The winning Villanova team was composed of sophomores Christina Brenner, Carly King and David Reddy, juniors Katherine Forney and Melissa Schierl, and faculty adviser Ken Hiltebeitel.

“He helped us put our team together,” King said of Hiltebeitel. “By being our faculty adviser he won money as well, which he put back into the accounting department.”

The national finals were held at PwC’s headquarters in New York on Jan. 22 and 23, concluding weeks of competition among 418 teams from 42 colleges and universities across the country. More than 2,000 undergraduates participated this year.

Teams from Villanova University, Hampton University, La Salle University, Louisiana State University and the University of Illinois – which was named the overall winner – earned placement in the national finals by winning xACT competitions on their campuses.

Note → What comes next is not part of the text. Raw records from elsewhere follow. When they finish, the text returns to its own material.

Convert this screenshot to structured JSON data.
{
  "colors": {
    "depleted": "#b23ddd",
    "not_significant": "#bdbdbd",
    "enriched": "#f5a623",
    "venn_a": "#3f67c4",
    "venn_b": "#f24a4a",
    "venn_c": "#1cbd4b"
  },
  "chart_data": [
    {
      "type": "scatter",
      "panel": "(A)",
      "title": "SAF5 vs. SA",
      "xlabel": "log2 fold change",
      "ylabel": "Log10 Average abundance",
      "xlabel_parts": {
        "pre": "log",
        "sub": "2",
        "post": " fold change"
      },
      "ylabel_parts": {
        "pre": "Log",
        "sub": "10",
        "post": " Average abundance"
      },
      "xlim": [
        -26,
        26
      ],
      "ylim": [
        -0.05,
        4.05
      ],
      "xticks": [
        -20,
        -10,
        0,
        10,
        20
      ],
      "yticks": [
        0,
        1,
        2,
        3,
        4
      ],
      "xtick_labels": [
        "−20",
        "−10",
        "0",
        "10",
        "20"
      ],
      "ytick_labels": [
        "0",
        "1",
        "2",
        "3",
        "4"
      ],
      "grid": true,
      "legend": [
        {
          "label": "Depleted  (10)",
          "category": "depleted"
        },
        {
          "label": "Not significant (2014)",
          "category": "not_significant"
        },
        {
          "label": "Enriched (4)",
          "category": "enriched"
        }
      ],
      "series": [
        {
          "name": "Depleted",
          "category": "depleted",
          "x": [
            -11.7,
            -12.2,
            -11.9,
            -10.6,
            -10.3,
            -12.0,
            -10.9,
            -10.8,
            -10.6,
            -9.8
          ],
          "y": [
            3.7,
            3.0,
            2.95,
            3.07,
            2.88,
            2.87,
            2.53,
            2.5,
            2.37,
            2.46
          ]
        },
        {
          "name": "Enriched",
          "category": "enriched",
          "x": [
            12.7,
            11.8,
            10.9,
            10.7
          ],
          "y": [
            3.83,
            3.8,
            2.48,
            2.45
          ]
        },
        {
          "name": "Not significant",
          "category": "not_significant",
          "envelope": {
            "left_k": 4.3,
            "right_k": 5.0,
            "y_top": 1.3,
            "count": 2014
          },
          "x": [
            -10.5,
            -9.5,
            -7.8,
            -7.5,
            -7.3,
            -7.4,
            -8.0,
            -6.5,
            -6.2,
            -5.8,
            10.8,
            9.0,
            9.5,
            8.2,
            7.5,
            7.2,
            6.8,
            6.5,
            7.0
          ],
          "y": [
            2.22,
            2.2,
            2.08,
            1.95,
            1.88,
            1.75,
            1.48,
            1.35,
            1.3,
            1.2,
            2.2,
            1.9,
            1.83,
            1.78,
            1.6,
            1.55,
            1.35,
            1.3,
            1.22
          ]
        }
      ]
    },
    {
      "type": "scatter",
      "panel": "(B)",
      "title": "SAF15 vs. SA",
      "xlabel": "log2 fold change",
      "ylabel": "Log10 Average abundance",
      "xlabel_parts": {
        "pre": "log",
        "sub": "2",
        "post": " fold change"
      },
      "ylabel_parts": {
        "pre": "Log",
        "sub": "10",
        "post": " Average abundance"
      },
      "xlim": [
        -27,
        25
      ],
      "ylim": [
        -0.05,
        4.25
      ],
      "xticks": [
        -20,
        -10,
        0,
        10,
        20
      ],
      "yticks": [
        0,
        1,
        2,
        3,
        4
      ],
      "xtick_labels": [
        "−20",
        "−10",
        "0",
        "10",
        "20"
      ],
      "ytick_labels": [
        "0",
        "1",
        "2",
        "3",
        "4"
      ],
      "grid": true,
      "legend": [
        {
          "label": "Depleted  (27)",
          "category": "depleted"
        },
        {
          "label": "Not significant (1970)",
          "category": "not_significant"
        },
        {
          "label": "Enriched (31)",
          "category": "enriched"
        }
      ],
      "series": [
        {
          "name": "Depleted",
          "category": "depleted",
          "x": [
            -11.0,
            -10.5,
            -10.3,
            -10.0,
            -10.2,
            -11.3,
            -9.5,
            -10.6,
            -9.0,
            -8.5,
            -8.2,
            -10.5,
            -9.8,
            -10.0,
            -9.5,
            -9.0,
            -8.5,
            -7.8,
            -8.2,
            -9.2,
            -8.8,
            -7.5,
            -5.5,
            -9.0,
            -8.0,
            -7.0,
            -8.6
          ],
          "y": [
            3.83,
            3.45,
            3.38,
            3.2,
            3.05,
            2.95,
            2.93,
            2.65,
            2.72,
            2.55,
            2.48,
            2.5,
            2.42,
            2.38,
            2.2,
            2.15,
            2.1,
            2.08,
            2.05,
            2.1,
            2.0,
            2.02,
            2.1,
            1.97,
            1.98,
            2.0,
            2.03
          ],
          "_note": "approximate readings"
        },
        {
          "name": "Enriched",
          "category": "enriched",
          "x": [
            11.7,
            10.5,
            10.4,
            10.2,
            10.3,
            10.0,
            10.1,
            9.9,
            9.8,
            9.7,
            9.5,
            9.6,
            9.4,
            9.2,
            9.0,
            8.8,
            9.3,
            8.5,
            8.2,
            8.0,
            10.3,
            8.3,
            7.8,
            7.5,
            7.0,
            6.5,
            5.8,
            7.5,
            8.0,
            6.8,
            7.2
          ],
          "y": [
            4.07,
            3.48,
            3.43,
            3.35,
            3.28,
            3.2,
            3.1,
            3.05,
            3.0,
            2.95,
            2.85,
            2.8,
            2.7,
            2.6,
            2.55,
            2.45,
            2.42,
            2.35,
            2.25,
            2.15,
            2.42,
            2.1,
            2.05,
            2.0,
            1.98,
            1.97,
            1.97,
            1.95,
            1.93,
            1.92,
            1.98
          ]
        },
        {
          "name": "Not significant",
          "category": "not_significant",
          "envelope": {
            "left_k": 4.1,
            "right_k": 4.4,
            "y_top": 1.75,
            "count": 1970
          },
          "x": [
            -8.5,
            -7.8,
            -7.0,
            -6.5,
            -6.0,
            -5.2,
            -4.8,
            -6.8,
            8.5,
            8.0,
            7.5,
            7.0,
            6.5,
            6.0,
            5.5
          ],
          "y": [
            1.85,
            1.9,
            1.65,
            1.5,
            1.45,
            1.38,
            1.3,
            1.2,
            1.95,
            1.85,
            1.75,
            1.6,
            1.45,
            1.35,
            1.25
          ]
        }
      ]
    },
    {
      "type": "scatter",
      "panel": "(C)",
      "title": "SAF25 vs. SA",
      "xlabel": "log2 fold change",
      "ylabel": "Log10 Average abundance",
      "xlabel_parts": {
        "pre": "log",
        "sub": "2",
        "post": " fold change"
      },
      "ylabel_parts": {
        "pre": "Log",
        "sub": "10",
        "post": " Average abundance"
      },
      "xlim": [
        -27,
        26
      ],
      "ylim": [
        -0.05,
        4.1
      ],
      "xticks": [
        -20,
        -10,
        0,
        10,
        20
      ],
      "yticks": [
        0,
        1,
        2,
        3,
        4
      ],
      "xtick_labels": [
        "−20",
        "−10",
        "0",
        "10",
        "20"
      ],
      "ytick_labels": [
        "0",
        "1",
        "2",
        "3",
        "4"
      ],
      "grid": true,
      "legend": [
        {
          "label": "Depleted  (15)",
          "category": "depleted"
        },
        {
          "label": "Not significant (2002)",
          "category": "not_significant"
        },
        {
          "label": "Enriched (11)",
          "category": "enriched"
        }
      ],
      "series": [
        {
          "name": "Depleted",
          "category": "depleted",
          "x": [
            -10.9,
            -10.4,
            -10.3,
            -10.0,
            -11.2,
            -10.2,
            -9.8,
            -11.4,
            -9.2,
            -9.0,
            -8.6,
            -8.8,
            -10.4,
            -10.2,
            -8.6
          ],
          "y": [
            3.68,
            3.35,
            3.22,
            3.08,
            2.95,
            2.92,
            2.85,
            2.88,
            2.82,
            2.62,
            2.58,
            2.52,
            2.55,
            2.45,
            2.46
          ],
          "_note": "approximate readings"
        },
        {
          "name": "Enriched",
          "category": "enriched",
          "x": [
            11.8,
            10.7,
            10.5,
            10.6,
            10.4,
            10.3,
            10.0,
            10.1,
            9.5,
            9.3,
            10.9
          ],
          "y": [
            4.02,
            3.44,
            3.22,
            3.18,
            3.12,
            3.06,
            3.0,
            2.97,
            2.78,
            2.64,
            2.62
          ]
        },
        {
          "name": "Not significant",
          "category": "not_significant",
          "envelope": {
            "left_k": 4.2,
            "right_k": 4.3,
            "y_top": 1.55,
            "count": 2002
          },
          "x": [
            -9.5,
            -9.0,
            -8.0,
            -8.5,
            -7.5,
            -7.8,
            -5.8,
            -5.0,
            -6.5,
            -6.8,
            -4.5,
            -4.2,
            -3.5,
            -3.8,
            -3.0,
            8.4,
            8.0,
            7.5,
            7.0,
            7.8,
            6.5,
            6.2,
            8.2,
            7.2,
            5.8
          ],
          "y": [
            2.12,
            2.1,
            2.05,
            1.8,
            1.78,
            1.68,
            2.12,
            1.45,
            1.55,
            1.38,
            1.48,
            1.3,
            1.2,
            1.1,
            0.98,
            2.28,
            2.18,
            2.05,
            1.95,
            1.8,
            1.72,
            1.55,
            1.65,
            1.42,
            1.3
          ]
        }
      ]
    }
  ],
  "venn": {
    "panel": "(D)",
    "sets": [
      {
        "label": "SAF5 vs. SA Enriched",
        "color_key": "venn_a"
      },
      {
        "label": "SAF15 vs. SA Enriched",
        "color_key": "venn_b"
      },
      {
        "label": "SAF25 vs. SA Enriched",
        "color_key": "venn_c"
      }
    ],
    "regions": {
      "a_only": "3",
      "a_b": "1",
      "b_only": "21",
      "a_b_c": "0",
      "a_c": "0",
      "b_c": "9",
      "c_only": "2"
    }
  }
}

They were then selected from a pool of the 42 winning campus teams and awarded $10,000 and an all-expenses-paid trip to New York.

The on-campus competition at Villanova was held in November, with six teams of Villanova students participating.

The top five national finalists were chosen by the judges who viewed videotapes of their performances, according to Forney.

“We got to meet a lot of students from the other schools,” King said. “We got taken out to see “Wicked” and a really nice dinner by PricewaterhouseCoopers with the other teams.”

The finalists presented their case solutions to a real-world accounting issue to a panel of PwC national and New York leaders who hosted and judged the competition. The issue focused on evaluating two financial options for a fictional U.S.-based energy company.

“We had an option for the company of either reinvesting it in research development or investing it in another company,” Brenner said.

The teams were made up of two sophomores in their first accounting courses, one junior accounting major and one student who was either enrolled in his or her first accounting course or an accounting major or minor.

A team from Villanova was also a national finalist in 2003.